Messiaen: Vingt regards sur l’enfant Jésus; Méditations sur le mystère de la Sainte Trinité; Quatuor pour la fin du temps; L’ascension,

WORKS: Vingt regards sur l’enfant Jésus; Méditations sur le mystère de la Sainte Trinité; Quatuor pour la fin du temps; L’ascension,
PERFORMER: Yvonne Loriod (piano), Olivier Messiaen (organ); Orchestra du Domaine Musical/Pierre Boulez, etc
CATALOGUE NO: 3984-21007-2 ADD Reissue (1963-75)
Messiaen would have been 90 last December, an anniversary which prompted many orchestras and organisations to find imaginative ways to try to understand this giant of 20th-century music a little better. Unfortunately, Erato has not been similarly inspired. Blessed with the most extensive Messiaen back catalogue of any record company (although DG is rapidly catching up), including recordings of unpublished works and historic performances, it has pulled out just a few of the stops. The first thing to say is that if you have little or none of Messiaen’s music in your collection, this box would make an enticing starting point, perhaps in tandem with a recording of his last completed work, Éclairs sur l’au-delà… It contains the classic account of the pianistic Everest, Vingt regards sur l’enfant Jésus, by the composer’s wife, Yvonne Loriod, and the composer himself playing the organ Méditations sur le mystère de la Sainte Trinité of 1969. There may be slightly better versions of Messiaen’s kaleidoscopic vision of the after-life, Couleurs de la cité céleste, but this account is suitably refulgent, while Boulez is wonderfully spacious and granitic in Messiaen’s commemoration of the dead of the two world wars, Et exspecto resurrectionem mortuorum.
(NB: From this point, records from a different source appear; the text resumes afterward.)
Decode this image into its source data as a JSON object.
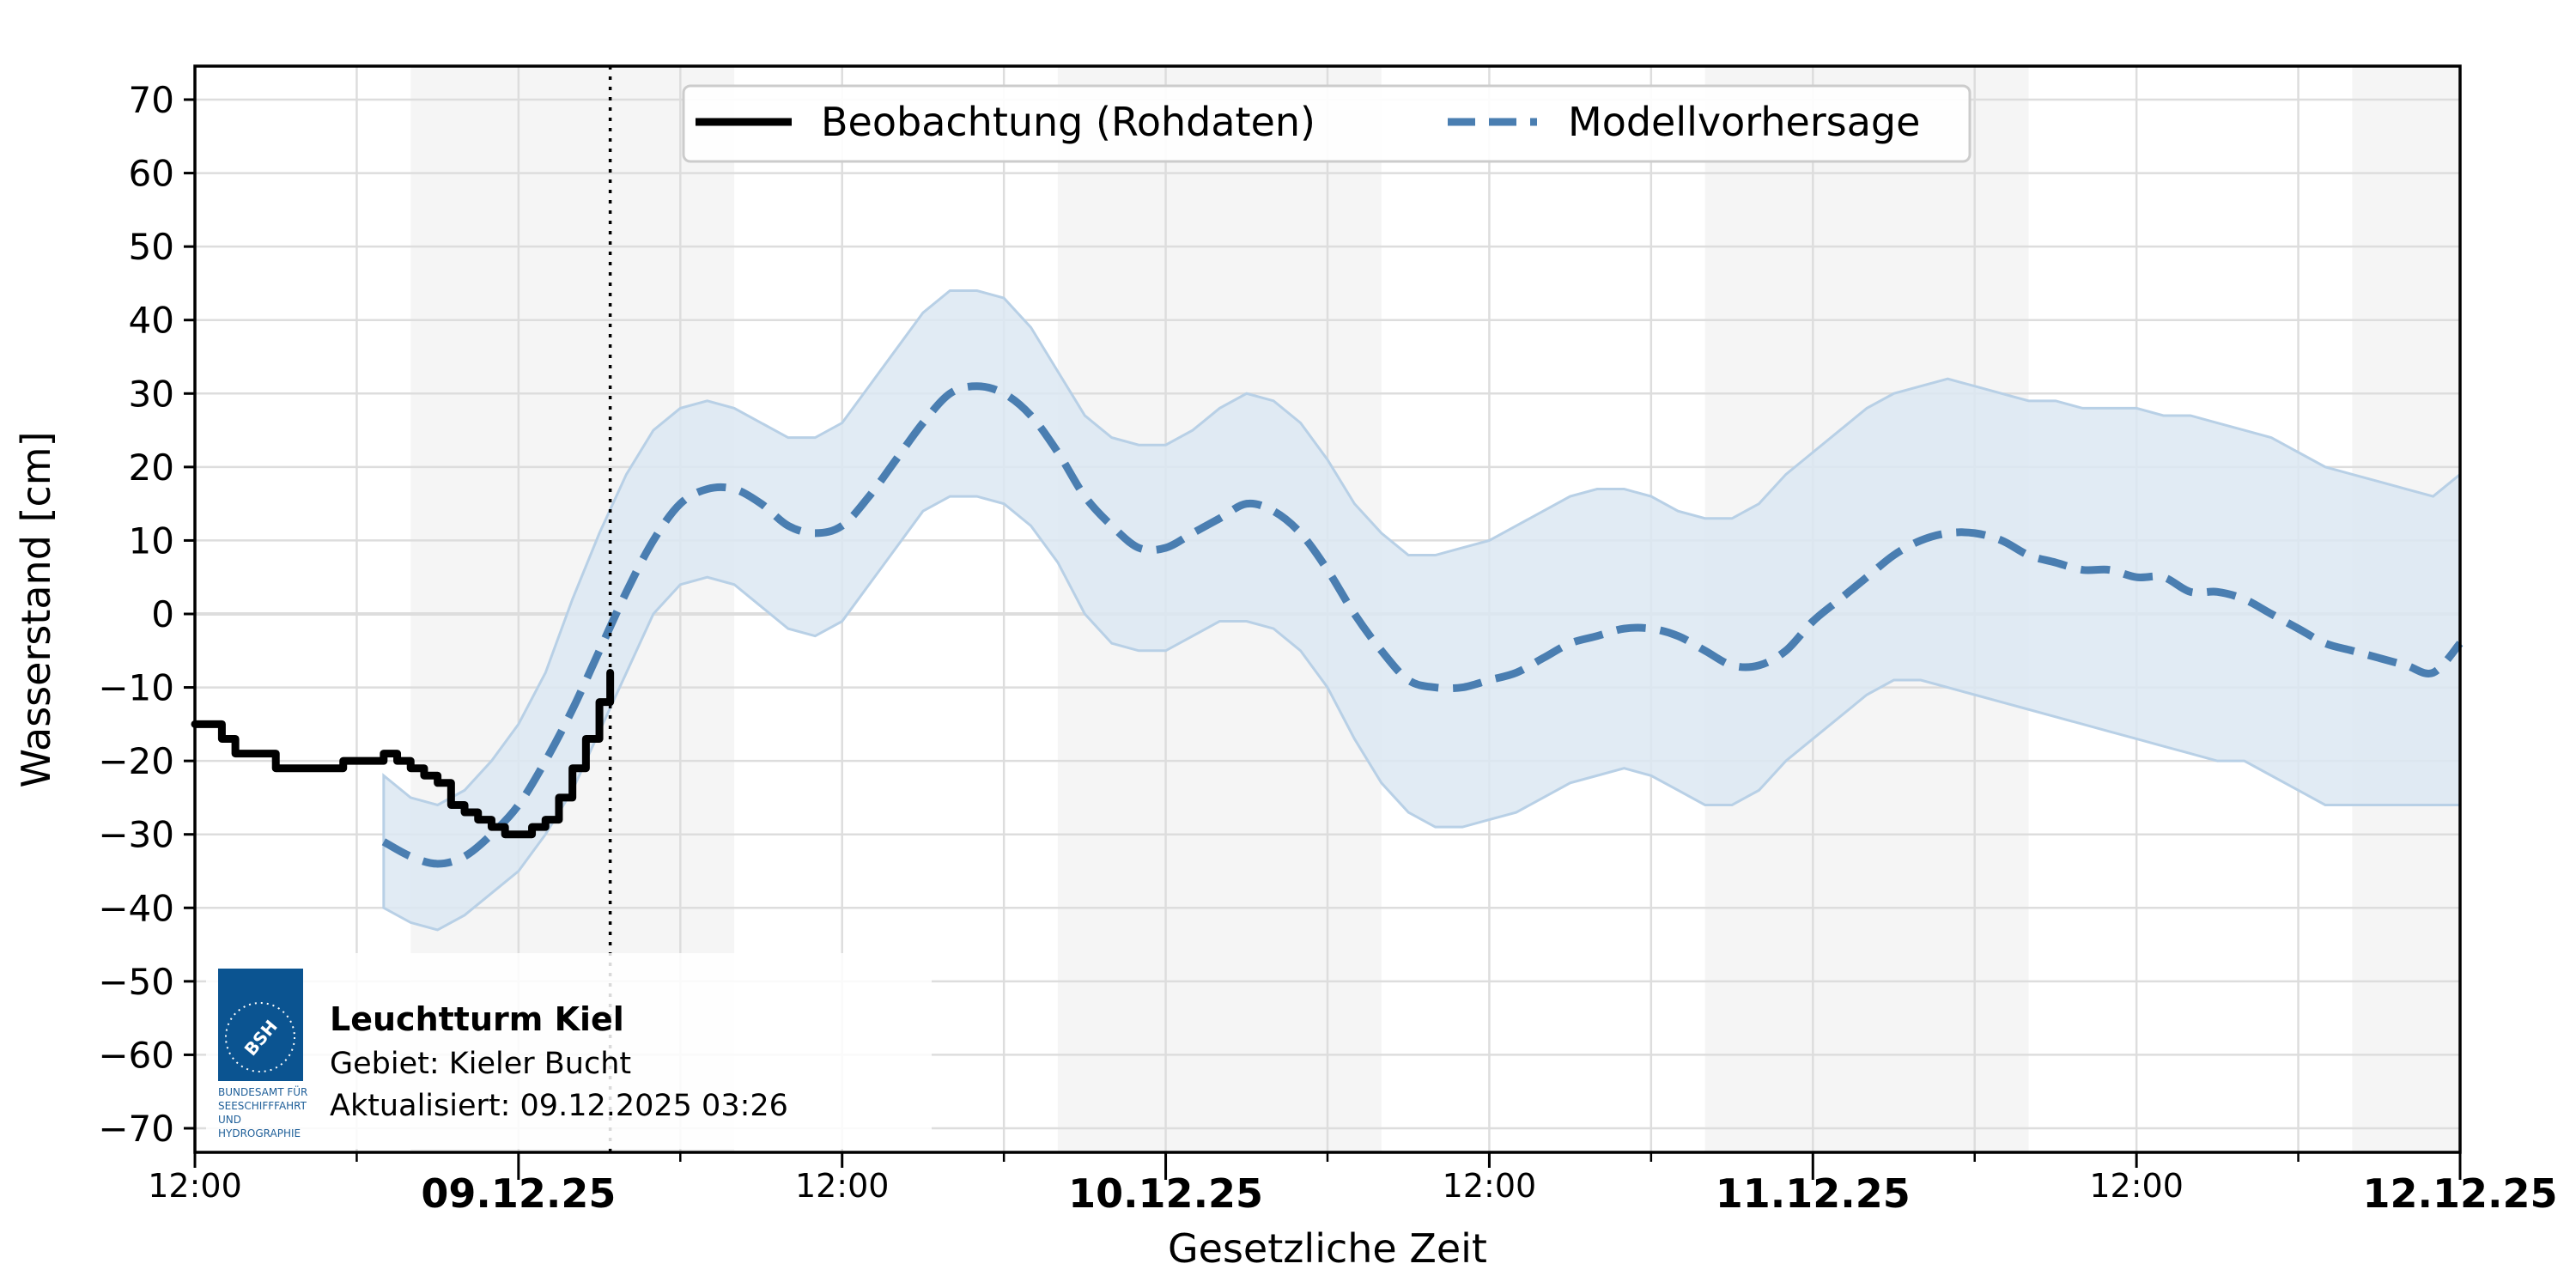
{
  "chart_data": {
    "type": "line",
    "title": "",
    "xlabel": "Gesetzliche Zeit",
    "ylabel": "Wasserstand [cm]",
    "ylim": [
      -73,
      75
    ],
    "yticks": [
      70,
      60,
      50,
      40,
      30,
      20,
      10,
      0,
      -10,
      -20,
      -30,
      -40,
      -50,
      -60,
      -70
    ],
    "xticks": [
      {
        "label": "12:00",
        "bold": false,
        "hours": 0
      },
      {
        "label": "09.12.25",
        "bold": true,
        "hours": 12
      },
      {
        "label": "12:00",
        "bold": false,
        "hours": 24
      },
      {
        "label": "10.12.25",
        "bold": true,
        "hours": 36
      },
      {
        "label": "12:00",
        "bold": false,
        "hours": 48
      },
      {
        "label": "11.12.25",
        "bold": true,
        "hours": 60
      },
      {
        "label": "12:00",
        "bold": false,
        "hours": 72
      },
      {
        "label": "12.12.25",
        "bold": true,
        "hours": 84
      }
    ],
    "x_range_hours": [
      0,
      84
    ],
    "x_origin": "08.12.25 12:00",
    "grid": true,
    "now_marker_hours": 15.4,
    "night_bands_hours": [
      [
        8,
        20
      ],
      [
        32,
        44
      ],
      [
        56,
        68
      ],
      [
        80,
        84
      ]
    ],
    "legend": {
      "position": "upper center",
      "entries": [
        "Beobachtung (Rohdaten)",
        "Modellvorhersage"
      ]
    },
    "series": [
      {
        "name": "Beobachtung (Rohdaten)",
        "style": "solid",
        "color": "#000000",
        "x_hours": [
          0,
          0.5,
          1,
          1.5,
          2,
          2.5,
          3,
          3.5,
          4,
          4.5,
          5,
          5.5,
          6,
          6.5,
          7,
          7.5,
          8,
          8.5,
          9,
          9.5,
          10,
          10.5,
          11,
          11.5,
          12,
          12.5,
          13,
          13.5,
          14,
          14.5,
          15,
          15.4
        ],
        "values": [
          -15,
          -15,
          -17,
          -19,
          -19,
          -19,
          -21,
          -21,
          -21,
          -21,
          -21,
          -20,
          -20,
          -20,
          -19,
          -20,
          -21,
          -22,
          -23,
          -26,
          -27,
          -28,
          -29,
          -30,
          -30,
          -29,
          -28,
          -25,
          -21,
          -17,
          -12,
          -8
        ]
      },
      {
        "name": "Modellvorhersage",
        "style": "dashed",
        "color": "#4a7eb1",
        "x_hours": [
          7,
          8,
          9,
          10,
          11,
          12,
          13,
          14,
          15,
          16,
          17,
          18,
          19,
          20,
          21,
          22,
          23,
          24,
          25,
          26,
          27,
          28,
          29,
          30,
          31,
          32,
          33,
          34,
          35,
          36,
          37,
          38,
          39,
          40,
          41,
          42,
          43,
          44,
          45,
          46,
          47,
          48,
          49,
          50,
          51,
          52,
          53,
          54,
          55,
          56,
          57,
          58,
          59,
          60,
          61,
          62,
          63,
          64,
          65,
          66,
          67,
          68,
          69,
          70,
          71,
          72,
          73,
          74,
          75,
          76,
          77,
          78,
          79,
          80,
          81,
          82,
          83,
          84
        ],
        "values": [
          -31,
          -33,
          -34,
          -33,
          -30,
          -26,
          -20,
          -13,
          -5,
          3,
          10,
          15,
          17,
          17,
          15,
          12,
          11,
          12,
          16,
          21,
          26,
          30,
          31,
          30,
          27,
          22,
          16,
          12,
          9,
          9,
          11,
          13,
          15,
          14,
          11,
          6,
          0,
          -5,
          -9,
          -10,
          -10,
          -9,
          -8,
          -6,
          -4,
          -3,
          -2,
          -2,
          -3,
          -5,
          -7,
          -7,
          -5,
          -1,
          2,
          5,
          8,
          10,
          11,
          11,
          10,
          8,
          7,
          6,
          6,
          5,
          5,
          3,
          3,
          2,
          0,
          -2,
          -4,
          -5,
          -6,
          -7,
          -8,
          -4
        ]
      },
      {
        "name": "Unsicherheitsband (oben)",
        "style": "fill",
        "color": "#dde8f2",
        "x_hours": [
          7,
          8,
          9,
          10,
          11,
          12,
          13,
          14,
          15,
          16,
          17,
          18,
          19,
          20,
          21,
          22,
          23,
          24,
          25,
          26,
          27,
          28,
          29,
          30,
          31,
          32,
          33,
          34,
          35,
          36,
          37,
          38,
          39,
          40,
          41,
          42,
          43,
          44,
          45,
          46,
          47,
          48,
          49,
          50,
          51,
          52,
          53,
          54,
          55,
          56,
          57,
          58,
          59,
          60,
          61,
          62,
          63,
          64,
          65,
          66,
          67,
          68,
          69,
          70,
          71,
          72,
          73,
          74,
          75,
          76,
          77,
          78,
          79,
          80,
          81,
          82,
          83,
          84
        ],
        "values": [
          -22,
          -25,
          -26,
          -24,
          -20,
          -15,
          -8,
          2,
          11,
          19,
          25,
          28,
          29,
          28,
          26,
          24,
          24,
          26,
          31,
          36,
          41,
          44,
          44,
          43,
          39,
          33,
          27,
          24,
          23,
          23,
          25,
          28,
          30,
          29,
          26,
          21,
          15,
          11,
          8,
          8,
          9,
          10,
          12,
          14,
          16,
          17,
          17,
          16,
          14,
          13,
          13,
          15,
          19,
          22,
          25,
          28,
          30,
          31,
          32,
          31,
          30,
          29,
          29,
          28,
          28,
          28,
          27,
          27,
          26,
          25,
          24,
          22,
          20,
          19,
          18,
          17,
          16,
          19
        ]
      },
      {
        "name": "Unsicherheitsband (unten)",
        "style": "fill",
        "color": "#dde8f2",
        "x_hours": [
          7,
          8,
          9,
          10,
          11,
          12,
          13,
          14,
          15,
          16,
          17,
          18,
          19,
          20,
          21,
          22,
          23,
          24,
          25,
          26,
          27,
          28,
          29,
          30,
          31,
          32,
          33,
          34,
          35,
          36,
          37,
          38,
          39,
          40,
          41,
          42,
          43,
          44,
          45,
          46,
          47,
          48,
          49,
          50,
          51,
          52,
          53,
          54,
          55,
          56,
          57,
          58,
          59,
          60,
          61,
          62,
          63,
          64,
          65,
          66,
          67,
          68,
          69,
          70,
          71,
          72,
          73,
          74,
          75,
          76,
          77,
          78,
          79,
          80,
          81,
          82,
          83,
          84
        ],
        "values": [
          -40,
          -42,
          -43,
          -41,
          -38,
          -35,
          -30,
          -24,
          -16,
          -8,
          0,
          4,
          5,
          4,
          1,
          -2,
          -3,
          -1,
          4,
          9,
          14,
          16,
          16,
          15,
          12,
          7,
          0,
          -4,
          -5,
          -5,
          -3,
          -1,
          -1,
          -2,
          -5,
          -10,
          -17,
          -23,
          -27,
          -29,
          -29,
          -28,
          -27,
          -25,
          -23,
          -22,
          -21,
          -22,
          -24,
          -26,
          -26,
          -24,
          -20,
          -17,
          -14,
          -11,
          -9,
          -9,
          -10,
          -11,
          -12,
          -13,
          -14,
          -15,
          -16,
          -17,
          -18,
          -19,
          -20,
          -20,
          -22,
          -24,
          -26,
          -26,
          -26,
          -26,
          -26,
          -26
        ]
      }
    ]
  },
  "legend": {
    "observation_label": "Beobachtung (Rohdaten)",
    "forecast_label": "Modellvorhersage"
  },
  "info_box": {
    "station": "Leuchtturm Kiel",
    "area": "Gebiet: Kieler Bucht",
    "updated": "Aktualisiert: 09.12.2025 03:26",
    "logo_text": "BSH",
    "logo_caption": [
      "BUNDESAMT FÜR",
      "SEESCHIFFFAHRT",
      "UND",
      "HYDROGRAPHIE"
    ]
  },
  "axes": {
    "xlabel": "Gesetzliche Zeit",
    "ylabel": "Wasserstand [cm]"
  },
  "colors": {
    "observation": "#000000",
    "forecast": "#4a7eb1",
    "band_fill": "#dce7f2",
    "band_edge": "#b8d0e6",
    "night_band": "#f5f5f5",
    "grid": "#dddddd",
    "logo": "#0b5491"
  }
}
However, many Messiaen devotees will feel that the set is a missed opportunity. Several of these recordings have been readily available for some time when there are much more enticing gems on Erato’s shelves. For instance, why does Erato include the omnipresent Vingt regards when it is sitting on Loriod’s much greater achievement of Catalogue d’oiseaux? Why include a stodgy old account of Trois petites liturgies, complete with pre-echo, when it has Nagano’s far superior performance? And why does Erato omit Des canyons aux étoiles… when it is one of the greatest Messiaen recordings to have been made? Surely it is not going to make us wait for the centenary? The inclusion of these performances, and some smaller rarities which have never been transferred to CD, would not merely have been an altruistic gesture. It would have made the set infinitely more desirable and, as a consequence, more profitable.